= Subreption =

Subreption (subreptio, "the act of stealing", from surripere, "to take away secretly"; Erschleichung) is a legal concept in Roman law, in the canon law of the Catholic Church, and in Scots law, as well as a philosophical concept.

== Roman law ==
The term "subreption" originates from Roman law; it was "a late Roman juridical term describing the introduction of false evidence into a legal proceeding".

== Philosophy ==

In German philosophy, the concept of subreption was used by Christian Wolff and Immanuel Kant.
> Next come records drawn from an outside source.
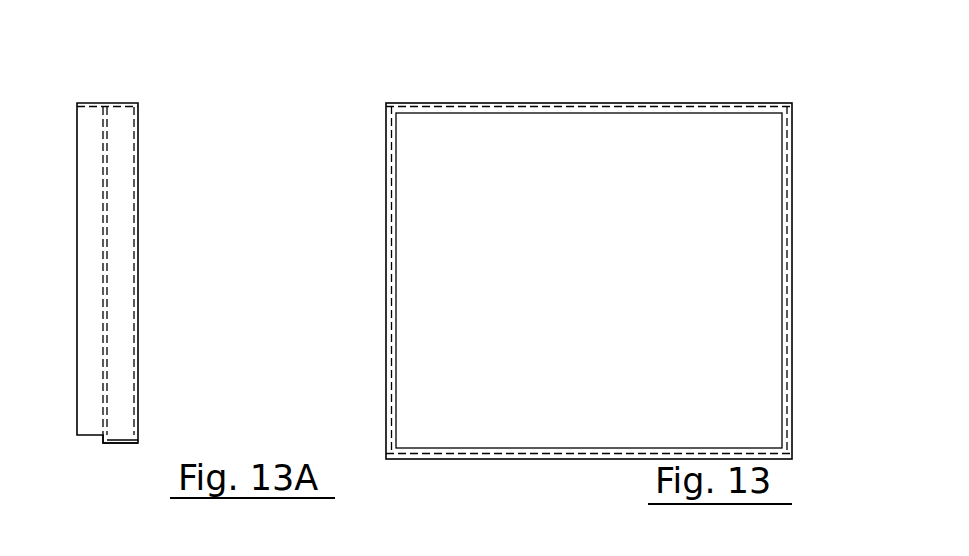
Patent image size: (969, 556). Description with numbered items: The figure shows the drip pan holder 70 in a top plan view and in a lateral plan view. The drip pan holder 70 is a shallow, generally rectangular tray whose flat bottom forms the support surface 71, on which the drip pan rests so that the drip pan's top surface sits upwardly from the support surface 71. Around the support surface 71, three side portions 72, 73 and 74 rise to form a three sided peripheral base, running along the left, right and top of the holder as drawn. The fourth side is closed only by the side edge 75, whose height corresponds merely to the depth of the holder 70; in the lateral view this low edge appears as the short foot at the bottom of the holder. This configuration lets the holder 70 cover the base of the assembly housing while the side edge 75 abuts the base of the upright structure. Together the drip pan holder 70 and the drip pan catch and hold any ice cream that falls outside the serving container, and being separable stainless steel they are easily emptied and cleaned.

In FIG. 13A, the drip pan holder 70 is at (158, 273).
In FIG. 13, the drip pan holder 70 is at (641, 264).
In FIG. 13A, the support surface 71 is at (160, 271).
In FIG. 13, the support surface 71 is at (644, 280).
In FIG. 13, the side portion 72 is at (332, 279).
In FIG. 13, the side portion 73 is at (844, 279).
In FIG. 13A, the side portion 74 is at (90, 54).
In FIG. 13, the side portion 74 is at (556, 83).
In FIG. 13A, the side edge 75 is at (209, 452).
In FIG. 13, the side edge 75 is at (589, 486).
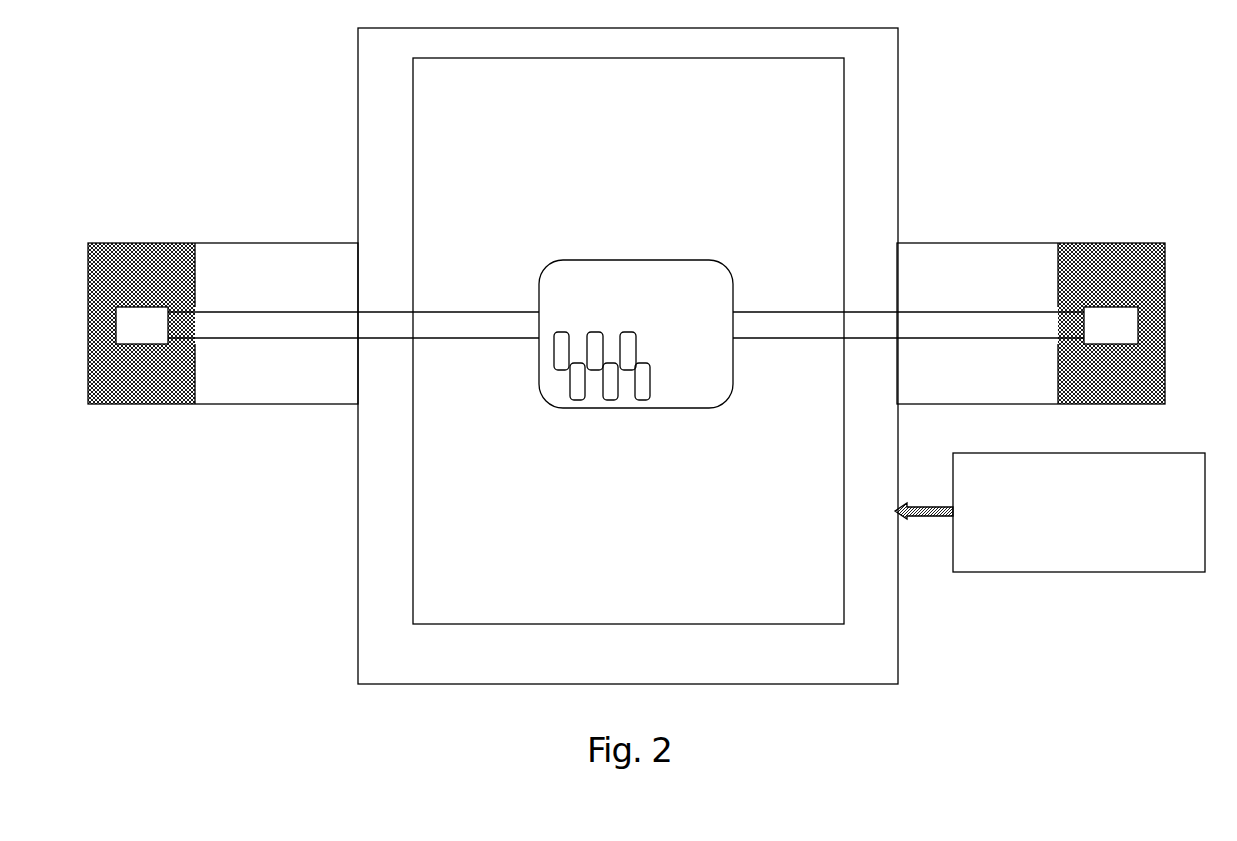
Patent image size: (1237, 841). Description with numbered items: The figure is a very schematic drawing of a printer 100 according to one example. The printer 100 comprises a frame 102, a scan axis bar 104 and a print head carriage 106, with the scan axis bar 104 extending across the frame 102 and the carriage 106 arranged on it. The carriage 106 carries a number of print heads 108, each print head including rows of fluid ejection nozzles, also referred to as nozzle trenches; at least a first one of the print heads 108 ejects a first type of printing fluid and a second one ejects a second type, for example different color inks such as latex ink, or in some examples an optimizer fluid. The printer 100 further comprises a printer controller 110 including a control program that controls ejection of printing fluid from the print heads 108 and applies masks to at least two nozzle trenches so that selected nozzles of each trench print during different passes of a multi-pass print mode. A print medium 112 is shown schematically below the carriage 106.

The printer 100 is at (646, 355).
The frame 102 is at (865, 217).
The scan axis bar 104 is at (1038, 327).
The print head carriage 106 is at (700, 292).
The print heads 108 is at (617, 417).
The printer controller 110 is at (1132, 540).
The print medium 112 is at (738, 572).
=== Christian Wolff and other German philosophers ===
During the early modern period in Europe, the meaning of "subreption" changed. "[W]riters began to speak of the error of subreption in a more general sense, as opposed to the [Ancient Roman] legal concept of a crime of subreption. Among the German rationalist philosophers who continued to circulate, refine, and redefine the term in the eighteenth century, Christian Wolff stands out as particularly significant for Kant's interest in subreption. Wolff defines the vitium subreptionis as a confusion of 'knowing' (erkennen) with 'experiencing' (erfahren), which we commit whenever we think ourselves to be experiencing something that is merely a product of the intellect. This was the main meaning attached to the term as it was adopted into general scholarly usage in Germany by the middle of the eighteenth century."

=== Kant===
Kant adopted the term "subreption" in his early work. According to Kant in his Inaugural dissertation, "[w]hen we attach a predicate involving sensible conditions to a concept of the understanding, we must bear in mind that it merely denotes conditions 'in the absence of which a given concept would not be sensitively cognizable'. If we deceive ourselves into thinking the predication has some objective force (that is, that it has anything to say about the conditions of possibility of the object itself), we cross over into subreption. For Kant, the error of subreption is the conflation of a 'sensitive condition, under which alone the intuition of an object is possible' and 'a condition of the possibility itself of the object. In the same dissertation, an example of subreption for Kant is the axiom "every actual multiplicity can be given numerically, and thus every magnitude is finite"; Kant considers this axiom to be subreptive because the concept of time is introduced surreptitiously as the "means for giving form to the concept of the predicate". This axiom implies the infinity is impossible in itself. Kant argues infinity is not impossible in itself but that infinity is only impossible to imagine for the human mind because the mind relies on sensitive conditions.

== Catholic canon law ==

In the canon law of the Catholic Church, subreption has a specific meaning. Subreption in Catholic Canon law is "a concealment of the pertinent facts in a petition, as for dispensation or favor, that in certain cases nullifies the grant", "the obtainment of a dispensation or gift by concealment of the truth".

== Scots law ==
In Scots law, subreption is "the obtainment of a dispensation or gift by concealment of the truth".